Das Privatleben der Familie Schwartz

1868 heiratete Carl Schwartz die 1841 in Danzig geborene Kaufmannstochter Maria Noetzel. Das Paar hatte vier Kinder: Charlotte (geb. 1870), Gabriele (geb.1871), Wolfgang (geb.1872) und Martin. (geb.1874)
Mehrere Auszeichnungen dokumentieren das gesellschaftliche Ansehen von Carl Schwartz nach seinem Rückzug in das Privatleben im Jahr 1893: Neben dem Titel des Kommerzienrates, im Kaiserreich das Signum eines erfolgreichen Unternehmers, verlieh Wilhelm II. dem Bankier 1907 den Kronen-Orden Dritter Klasse. Ebenfalls überliefert sind Urkunden über die Verleihung einer Medaille anlässlich des 100sten Geburtstages von Wilhelm I. (1897) sowie einer Denkmünze aus Stahl in Anerkennung seiner Verdienste um die wilhelminische China-Expedition im Jahre 1902.

Wie viele seiner namhaften Zeitgenossen war Schwartz zudem wohltätig aktiv. Über den Carl Schwartz Stiftungsfond setzte er sich für verarmte Kaufleute und deren Familien ein. Der Stiftungsfond war Teil der Friedrich Wilhelm-Viktoria-Stiftung, deren Zweck es war, „erwerbsunfähigen Kaufleuten, hilflosen Kaufmannswitwen und erwerbsunfähigen Kaufmannstöchtern fortlaufende Unterstützung zu gewähren“. Zu diesem Zweck gründete die Stiftung 1882 in der Treptower Elsenstraße ein Asylhaus für unverschuldet verarmte Kaufleute und deren Angehörige, in dem bis zu 36 Personen Unterschlupf fanden. Gabriele Schwartz, die unverheiratete Tochter von Carl Schwartz, wurde in den Kreis der Ehrendamen des Asylhauses berufen und engagierte sich dort, indem sie die Bewohner in der Haushaltsführung und der Kontaktpflege unterstützte.

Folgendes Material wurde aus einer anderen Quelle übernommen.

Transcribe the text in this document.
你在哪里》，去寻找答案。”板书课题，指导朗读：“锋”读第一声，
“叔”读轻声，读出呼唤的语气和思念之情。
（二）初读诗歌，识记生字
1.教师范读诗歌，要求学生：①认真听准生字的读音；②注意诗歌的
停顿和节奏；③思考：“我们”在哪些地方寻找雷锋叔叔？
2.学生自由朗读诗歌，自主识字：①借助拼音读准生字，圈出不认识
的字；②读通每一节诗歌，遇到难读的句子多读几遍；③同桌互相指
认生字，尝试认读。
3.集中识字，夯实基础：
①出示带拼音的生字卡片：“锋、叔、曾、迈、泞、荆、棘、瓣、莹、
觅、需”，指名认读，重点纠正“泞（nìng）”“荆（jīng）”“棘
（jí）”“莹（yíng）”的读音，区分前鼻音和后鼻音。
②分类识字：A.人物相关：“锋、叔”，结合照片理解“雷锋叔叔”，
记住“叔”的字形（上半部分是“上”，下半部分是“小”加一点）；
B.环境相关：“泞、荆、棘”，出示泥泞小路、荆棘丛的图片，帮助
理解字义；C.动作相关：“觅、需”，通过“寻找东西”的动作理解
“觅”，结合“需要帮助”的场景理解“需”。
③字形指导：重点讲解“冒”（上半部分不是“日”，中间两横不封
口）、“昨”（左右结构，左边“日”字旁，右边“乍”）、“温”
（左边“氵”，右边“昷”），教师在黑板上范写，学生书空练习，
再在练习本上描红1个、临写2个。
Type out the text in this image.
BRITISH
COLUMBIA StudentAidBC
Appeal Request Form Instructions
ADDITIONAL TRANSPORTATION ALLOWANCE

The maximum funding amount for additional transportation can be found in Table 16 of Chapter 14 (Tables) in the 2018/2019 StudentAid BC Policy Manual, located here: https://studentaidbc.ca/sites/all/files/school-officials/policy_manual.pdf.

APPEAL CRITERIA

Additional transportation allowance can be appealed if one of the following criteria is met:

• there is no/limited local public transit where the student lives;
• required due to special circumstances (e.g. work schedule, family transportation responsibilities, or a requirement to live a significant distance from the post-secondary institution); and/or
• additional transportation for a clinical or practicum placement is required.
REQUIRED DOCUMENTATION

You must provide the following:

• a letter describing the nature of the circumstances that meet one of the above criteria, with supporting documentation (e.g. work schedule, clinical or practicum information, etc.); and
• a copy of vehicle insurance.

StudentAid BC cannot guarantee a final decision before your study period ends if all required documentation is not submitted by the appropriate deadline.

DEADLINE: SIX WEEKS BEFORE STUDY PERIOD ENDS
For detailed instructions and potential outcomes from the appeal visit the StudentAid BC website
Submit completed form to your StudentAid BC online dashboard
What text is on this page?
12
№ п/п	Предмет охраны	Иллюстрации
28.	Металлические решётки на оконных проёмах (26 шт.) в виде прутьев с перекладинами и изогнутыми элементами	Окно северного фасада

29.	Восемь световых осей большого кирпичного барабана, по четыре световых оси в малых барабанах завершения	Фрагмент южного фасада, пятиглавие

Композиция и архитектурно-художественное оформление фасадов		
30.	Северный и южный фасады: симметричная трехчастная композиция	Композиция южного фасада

In Steglitz setzte sich Carl Schwartz als Mitglied des Direktoriums des Friedrichstifts in der Birkbuschstraße 6 für arme Soldatenkinder und verarmte Kinder von Zivilpersonen jedweder Konfession ein. Auch dieses Engagement zum Schutz von Kindern hatte in der Wirtschaftselite des wilhelminischen Kaiserreiches Tradition. Ein weiteres bekanntes Beispiel ist das „Haus Kinderschutz“ in Zehlendorf, das die Berliner Mäzene James Simon und Franz von Mendelssohn 1899 gründeten.
Carl Schwartz starb am 17. April 1915 im Alter von 86 Jahren in Steglitz. Die Villa Schwartz, die er in den Jahren 1895-97 als Sommersitz erbauen ließ, vermachte er seiner unverheirateten Tochter Gabriele. Seine Tochter Charlotte erhielt laut Testament von 1908 ein Nießbrauchsrecht in der Villa.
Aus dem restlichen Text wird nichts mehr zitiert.